I giardini di Singapore sono un’opera di bioarchitettura unica al mondo, che concilia uomo e natura, innovazione tecnologica e tutela della biodiversità. Parliamo di oltre 100 ettari di verde, fra serre e spazi aperti, culminanti nel bosco di “superalberi” artificiali, alti fino a 50 metri, ricoperti di vegetazione e dotati di pannelli solari, sistemi di raccolta dell’acqua piovana e impianti geotermici che garantiscono l’autonomia e l’ecosostenibilità dell’intera struttura.
Un punto di vista alternativo sul turbinio della metropoli, si raggiunge in cima alla ruota panoramica cittadina, Singapore Flyer. Poco più di mezz’ora per compiere un giro completo e tenere “in pugno” la città, dall’alto dei suoi 165 metri. La ruota svetta ai piedi del circuito cittadino che ogni anno, dal 2008, ospita il Gran Premio di Formula 1.

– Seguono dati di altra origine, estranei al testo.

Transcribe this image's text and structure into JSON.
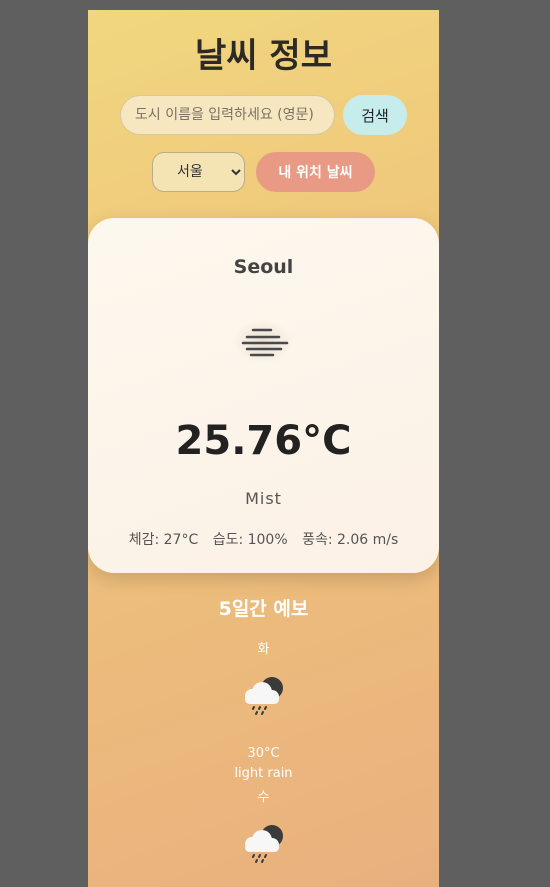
{
  "header": {
    "title": "날씨 정보"
  },
  "search": {
    "placeholder": "도시 이름을 입력하세요 (영문)",
    "button_label": "검색"
  },
  "location": {
    "selected_city": "서울",
    "my_location_label": "내 위치 날씨"
  },
  "current": {
    "city": "Seoul",
    "icon": "mist-icon",
    "temperature": "25.76°C",
    "description": "Mist",
    "feels_like": "체감: 27°C",
    "humidity": "습도: 100%",
    "wind": "풍속: 2.06 m/s"
  },
  "forecast": {
    "title": "5일간 예보",
    "days": [
      {
        "day": "화",
        "icon": "rain-cloud-icon",
        "temp": "30°C",
        "desc": "light rain"
      },
      {
        "day": "수",
        "icon": "rain-cloud-icon",
        "temp": "",
        "desc": ""
      }
    ]
  },
  "colors": {
    "background": "#5f5f5f",
    "search_button": "#c6ecec",
    "location_button": "#e99a85",
    "card": "#fdf8ee"
  }
}
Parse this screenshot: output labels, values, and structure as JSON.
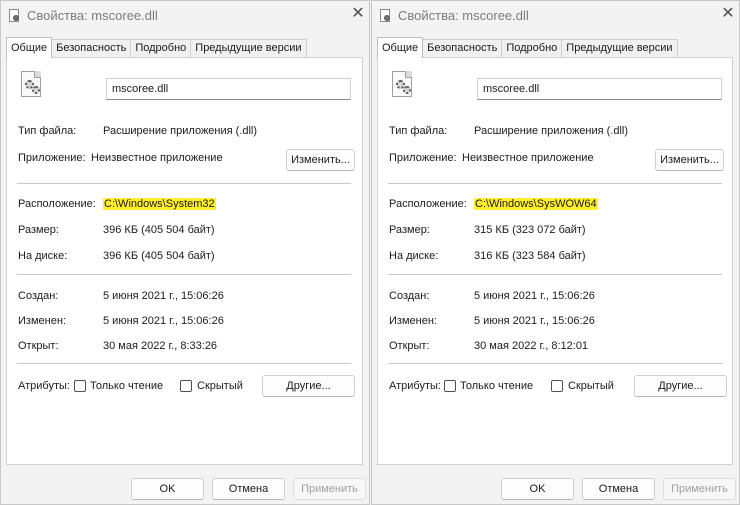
{
  "left": {
    "title": "Свойства: mscoree.dll",
    "close_glyph": "✕",
    "tabs": [
      "Общие",
      "Безопасность",
      "Подробно",
      "Предыдущие версии"
    ],
    "file_name": "mscoree.dll",
    "type_label": "Тип файла:",
    "type_value": "Расширение приложения (.dll)",
    "app_label": "Приложение:",
    "app_value": "Неизвестное приложение",
    "change_button": "Изменить...",
    "location_label": "Расположение:",
    "location_value": "C:\\Windows\\System32",
    "size_label": "Размер:",
    "size_value": "396 КБ (405 504 байт)",
    "disk_label": "На диске:",
    "disk_value": "396 КБ (405 504 байт)",
    "created_label": "Создан:",
    "created_value": "5 июня 2021 г., 15:06:26",
    "modified_label": "Изменен:",
    "modified_value": "5 июня 2021 г., 15:06:26",
    "accessed_label": "Открыт:",
    "accessed_value": "30 мая 2022 г., 8:33:26",
    "attributes_label": "Атрибуты:",
    "readonly_label": "Только чтение",
    "readonly_checked": false,
    "hidden_label": "Скрытый",
    "hidden_checked": false,
    "other_button": "Другие...",
    "ok_button": "OK",
    "cancel_button": "Отмена",
    "apply_button": "Применить"
  },
  "right": {
    "title": "Свойства: mscoree.dll",
    "close_glyph": "✕",
    "tabs": [
      "Общие",
      "Безопасность",
      "Подробно",
      "Предыдущие версии"
    ],
    "file_name": "mscoree.dll",
    "type_label": "Тип файла:",
    "type_value": "Расширение приложения (.dll)",
    "app_label": "Приложение:",
    "app_value": "Неизвестное приложение",
    "change_button": "Изменить...",
    "location_label": "Расположение:",
    "location_value": "C:\\Windows\\SysWOW64",
    "size_label": "Размер:",
    "size_value": "315 КБ (323 072 байт)",
    "disk_label": "На диске:",
    "disk_value": "316 КБ (323 584 байт)",
    "created_label": "Создан:",
    "created_value": "5 июня 2021 г., 15:06:26",
    "modified_label": "Изменен:",
    "modified_value": "5 июня 2021 г., 15:06:26",
    "accessed_label": "Открыт:",
    "accessed_value": "30 мая 2022 г., 8:12:01",
    "attributes_label": "Атрибуты:",
    "readonly_label": "Только чтение",
    "readonly_checked": false,
    "hidden_label": "Скрытый",
    "hidden_checked": false,
    "other_button": "Другие...",
    "ok_button": "OK",
    "cancel_button": "Отмена",
    "apply_button": "Применить"
  },
  "colors": {
    "highlight": "#ffef2a",
    "window_bg": "#f3f3f3",
    "panel_bg": "#ffffff",
    "disabled_text": "#a0a0a0"
  }
}
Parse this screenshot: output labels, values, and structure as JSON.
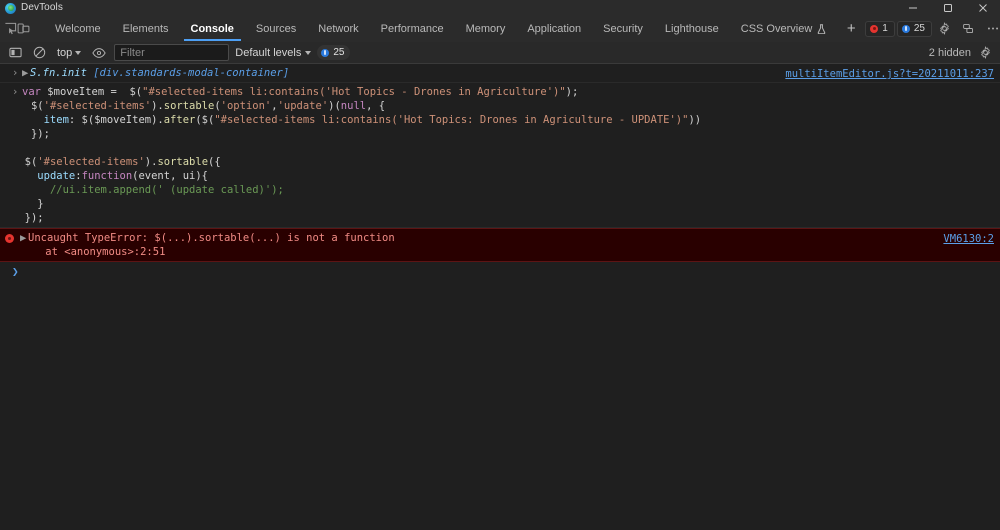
{
  "window": {
    "title": "DevTools",
    "app_icon": "devtools-icon",
    "controls": {
      "minimize": "minimize-icon",
      "restore": "restore-icon",
      "close": "close-icon"
    }
  },
  "tabbar": {
    "left_icons": [
      {
        "name": "inspect-element-icon"
      },
      {
        "name": "device-toolbar-icon"
      }
    ],
    "tabs": [
      {
        "label": "Welcome",
        "active": false
      },
      {
        "label": "Elements",
        "active": false
      },
      {
        "label": "Console",
        "active": true
      },
      {
        "label": "Sources",
        "active": false
      },
      {
        "label": "Network",
        "active": false
      },
      {
        "label": "Performance",
        "active": false
      },
      {
        "label": "Memory",
        "active": false
      },
      {
        "label": "Application",
        "active": false
      },
      {
        "label": "Security",
        "active": false
      },
      {
        "label": "Lighthouse",
        "active": false
      },
      {
        "label": "CSS Overview",
        "active": false,
        "icon": "beaker-icon"
      }
    ],
    "add_tab_label": "+",
    "error_badge": "1",
    "info_badge": "25",
    "settings_icon": "gear-icon",
    "customize_icon": "more-options-icon",
    "dock_icon": "dock-side-icon"
  },
  "console_toolbar": {
    "sidebar_icon": "console-sidebar-icon",
    "clear_icon": "clear-console-icon",
    "context": "top",
    "eye_icon": "live-expression-icon",
    "filter_placeholder": "Filter",
    "filter_value": "",
    "levels": "Default levels",
    "levels_count": "25",
    "hidden_text": "2 hidden",
    "settings_icon": "console-settings-icon"
  },
  "console": {
    "rows": [
      {
        "type": "object",
        "expand": "▶",
        "object_name": "S.fn.init",
        "object_sub": "[div.standards-modal-container]",
        "source": "multiItemEditor.js?t=20211011:237"
      },
      {
        "type": "input",
        "lines": [
          {
            "prompt": ">",
            "tokens": [
              {
                "t": "kw",
                "v": "var "
              },
              {
                "t": "pun",
                "v": "$moveItem =  "
              },
              {
                "t": "pun",
                "v": "$("
              },
              {
                "t": "str",
                "v": "\"#selected-items li:contains('Hot Topics - Drones in Agriculture')\""
              },
              {
                "t": "pun",
                "v": ");"
              }
            ]
          },
          {
            "prompt": "",
            "indent": 3,
            "tokens": [
              {
                "t": "pun",
                "v": "$("
              },
              {
                "t": "str",
                "v": "'#selected-items'"
              },
              {
                "t": "pun",
                "v": ")."
              },
              {
                "t": "fn",
                "v": "sortable"
              },
              {
                "t": "pun",
                "v": "("
              },
              {
                "t": "str",
                "v": "'option'"
              },
              {
                "t": "pun",
                "v": ","
              },
              {
                "t": "str",
                "v": "'update'"
              },
              {
                "t": "pun",
                "v": ")("
              },
              {
                "t": "kw",
                "v": "null"
              },
              {
                "t": "pun",
                "v": ", {"
              }
            ]
          },
          {
            "prompt": "",
            "indent": 5,
            "tokens": [
              {
                "t": "prop",
                "v": "item"
              },
              {
                "t": "pun",
                "v": ": $($moveItem)."
              },
              {
                "t": "fn",
                "v": "after"
              },
              {
                "t": "pun",
                "v": "($("
              },
              {
                "t": "str",
                "v": "\"#selected-items li:contains('Hot Topics: Drones in Agriculture - UPDATE')\""
              },
              {
                "t": "pun",
                "v": "))"
              }
            ]
          },
          {
            "prompt": "",
            "indent": 3,
            "tokens": [
              {
                "t": "pun",
                "v": "});"
              }
            ]
          },
          {
            "prompt": "",
            "indent": 0,
            "tokens": []
          },
          {
            "prompt": "",
            "indent": 2,
            "tokens": [
              {
                "t": "pun",
                "v": "$("
              },
              {
                "t": "str",
                "v": "'#selected-items'"
              },
              {
                "t": "pun",
                "v": ")."
              },
              {
                "t": "fn",
                "v": "sortable"
              },
              {
                "t": "pun",
                "v": "({"
              }
            ]
          },
          {
            "prompt": "",
            "indent": 4,
            "tokens": [
              {
                "t": "prop",
                "v": "update"
              },
              {
                "t": "pun",
                "v": ":"
              },
              {
                "t": "kw",
                "v": "function"
              },
              {
                "t": "pun",
                "v": "(event, ui){"
              }
            ]
          },
          {
            "prompt": "",
            "indent": 6,
            "tokens": [
              {
                "t": "com",
                "v": "//ui.item.append(' (update called)');"
              }
            ]
          },
          {
            "prompt": "",
            "indent": 4,
            "tokens": [
              {
                "t": "pun",
                "v": "}"
              }
            ]
          },
          {
            "prompt": "",
            "indent": 2,
            "tokens": [
              {
                "t": "pun",
                "v": "});"
              }
            ]
          }
        ]
      },
      {
        "type": "error",
        "expand": "▶",
        "message": "Uncaught TypeError: $(...).sortable(...) is not a function",
        "stack": "    at <anonymous>:2:51",
        "source": "VM6130:2"
      },
      {
        "type": "prompt",
        "chevron": "❯",
        "value": ""
      }
    ]
  },
  "colors": {
    "accent": "#4ea0f5",
    "error": "#e4342f",
    "info": "#2a7ade",
    "link": "#5b9fe8",
    "error_bg": "#290000",
    "window_bg": "#1f1f1f",
    "chrome_bg": "#2b2b2b"
  }
}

Singapore, però, non è solo un agglomerato di grattacieli, tesi al futuro. È un Paese denso di tradizioni, variegato e multiculturale.
All’ombra dei palazzi d’acciaio che toccano il cielo, si susseguono case pastello di epoca coloniale, mentre file di lanterne rosse addobbano le vie dell’affollato quartiere cinese e un intenso profumo d’incenso avvolge il frenetico mercato indiano. Il tutto nel giro di pochissimi chilometri quadrati.
Percorriamo Orchard Street, il lungo viale dedicato allo shopping, assediato dai grandi marchi internazionali della moda. Ci rifugiamo in una piccola traversa, Emerald Hill Road: scopriamo che a pochi metri dagli enormi centri commerciali si srotolano stradine tranquille come questa, che conserva il fascino coloniale di eleganti case a due piani, con facciate finemente decorate, alte finestre e persiane in legno colorato.
Se ne stanno lì, sornione, a ricordarci che Singapore fu fondata in piena epoca coloniale da un inglese, Sir Stamford Raffles; un dominio, quello britannico, da cui la città riuscì a sottrarsi solo nel 1965.
Ci affascinano le basse costruzioni affacciate sull’Arab Street, la pacata via in fondo a cui svetta la cupola dorata della Moschea del Sultano, nel quartiere popolato da malesi e arabi musulmani.
Dalla tranquillità dell’Arab Street alla confusione di Little India: un tripudio di colori e aromi nel mercato locale, in cui facciamo slalom tra lunghe e sgargianti corone di fiori appese ad ogni bancarella.
E ancora, la vivacissima Chinatown di Singapore con i suoi ristorantini, i locali e il Buddha Tooth Relic Temple, monumentale tempio di quattro piani, color amaranto, che secondo i fedeli conserva un dente del Buddha.
Dalle insegne in lingua tamil alle vetrine allestite con i prodotti della medicina tradizionale cinese, sembra lontano anni luce il quartiere degli affari, ma basta alzare lo sguardo per scorgere, oltre le costruzioni dei quartieri etnici, il profilo dei grattacieli a specchio.
Singapore è il vero ombelico del mondo, un crogiolo di etnie e stili di vita completamente diversi, eppure capaci di convivere fianco a fianco. Una Babilonia sì, ma ordinata e pacifica.